James Twiggs [to
JM's "Sybil, as a shrew, must certainly derive from Kinbote's
own vision of her!"] In fact, Jansy, I was thinking not of Sybil's
treatment of the boorish pest Kinbote (which seems well-deserved) but of her
coldness toward Hazel. There are two or three instances of this, the main one
occurring in the commentary to line 230, when she has Maud's Skye terrier put to
death. It goes without saying that we have only Kinbote's word that the events
he describes (as allegedly told to him by Jane Provost) actually occurred. But
then again, how reliable a narrator is Shade? Does the fact that he chooses not
to include certain events in his poem mean that they never happened?

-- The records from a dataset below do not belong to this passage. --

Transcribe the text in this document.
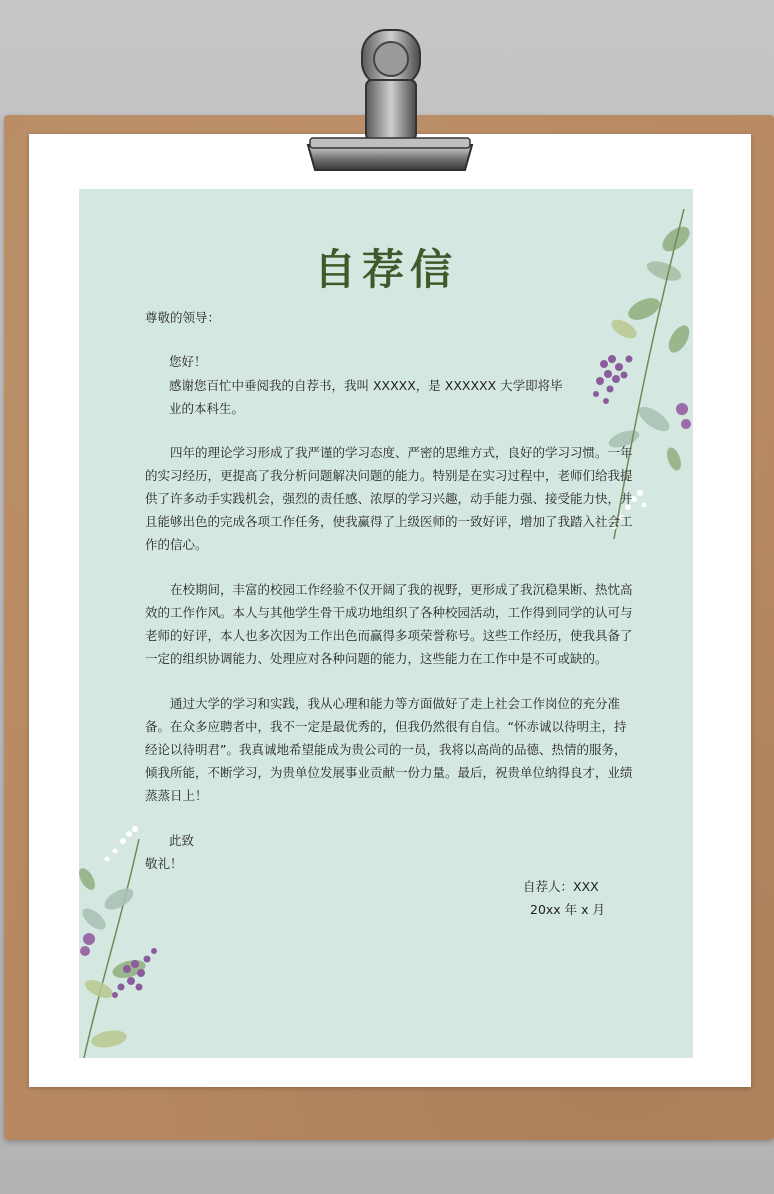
自荐信
尊敬的领导：
您好！
感谢您百忙中垂阅我的自荐书，我叫 XXXXX，是 XXXXXX 大学即将毕业的本科生。
四年的理论学习形成了我严谨的学习态度、严密的思维方式，良好的学习习惯。一年的实习经历，更提高了我分析问题解决问题的能力。特别是在实习过程中，老师们给我提供了许多动手实践机会，强烈的责任感、浓厚的学习兴趣，动手能力强、接受能力快，并且能够出色的完成各项工作任务，使我赢得了上级医师的一致好评，增加了我踏入社会工作的信心。
在校期间，丰富的校园工作经验不仅开阔了我的视野，更形成了我沉稳果断、热忱高效的工作作风。本人与其他学生骨干成功地组织了各种校园活动，工作得到同学的认可与老师的好评，本人也多次因为工作出色而赢得多项荣誉称号。这些工作经历，使我具备了一定的组织协调能力、处理应对各种问题的能力，这些能力在工作中是不可或缺的。
通过大学的学习和实践，我从心理和能力等方面做好了走上社会工作岗位的充分准备。在众多应聘者中，我不一定是最优秀的，但我仍然很有自信。“怀赤诚以待明主，持经论以待明君”。我真诚地希望能成为贵公司的一员，我将以高尚的品德、热情的服务，倾我所能，不断学习，为贵单位发展事业贡献一份力量。最后，祝贵单位纳得良才，业绩蒸蒸日上！
此致
敬礼！
自荐人：XXX
20xx 年 x 月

JM: Perhaps I misunderstood your choice of
the word "shrew" applied to Sybil. Hazel's plights are then
a question of "cherchez la mère."
There are various ways to read into the bits of story we get
throgh Shade and Kinbote (via Jane). There are those tender moments when
both parents engage with Hazel's toils with Eliot, when Sybil grieves holding in
her hand an old toy, seems to wander forlornly in the garden or cries
while she listens to Shade's lines about the night their daughter committed
suicide.
There are signs that the couple is perfectly aware that their
daughter is mentally unbalanced, or deficient (why would they worry
protectively because a 23 year-old woman isn't back home before
midnight?) and not a wealth of details to pin down Sybil as
a "motherly shrew."
Take Aunt Maud's ailing skye-terrier occurrence. Couldn't
Sybil have tried to spare Aunt Maud with some
reluctance should the dog also be in physical distress?
Anyway, there's no way to know, one way or the other. In his
poem, falsely or not, Shade is extremely grateful and loving of his wife. Both
are sexagenarians and, although I haven't stopped to count days and years, Hazel
was not born very early in their marriage (I must check when they visited
Nice. They had a thing with France, no?)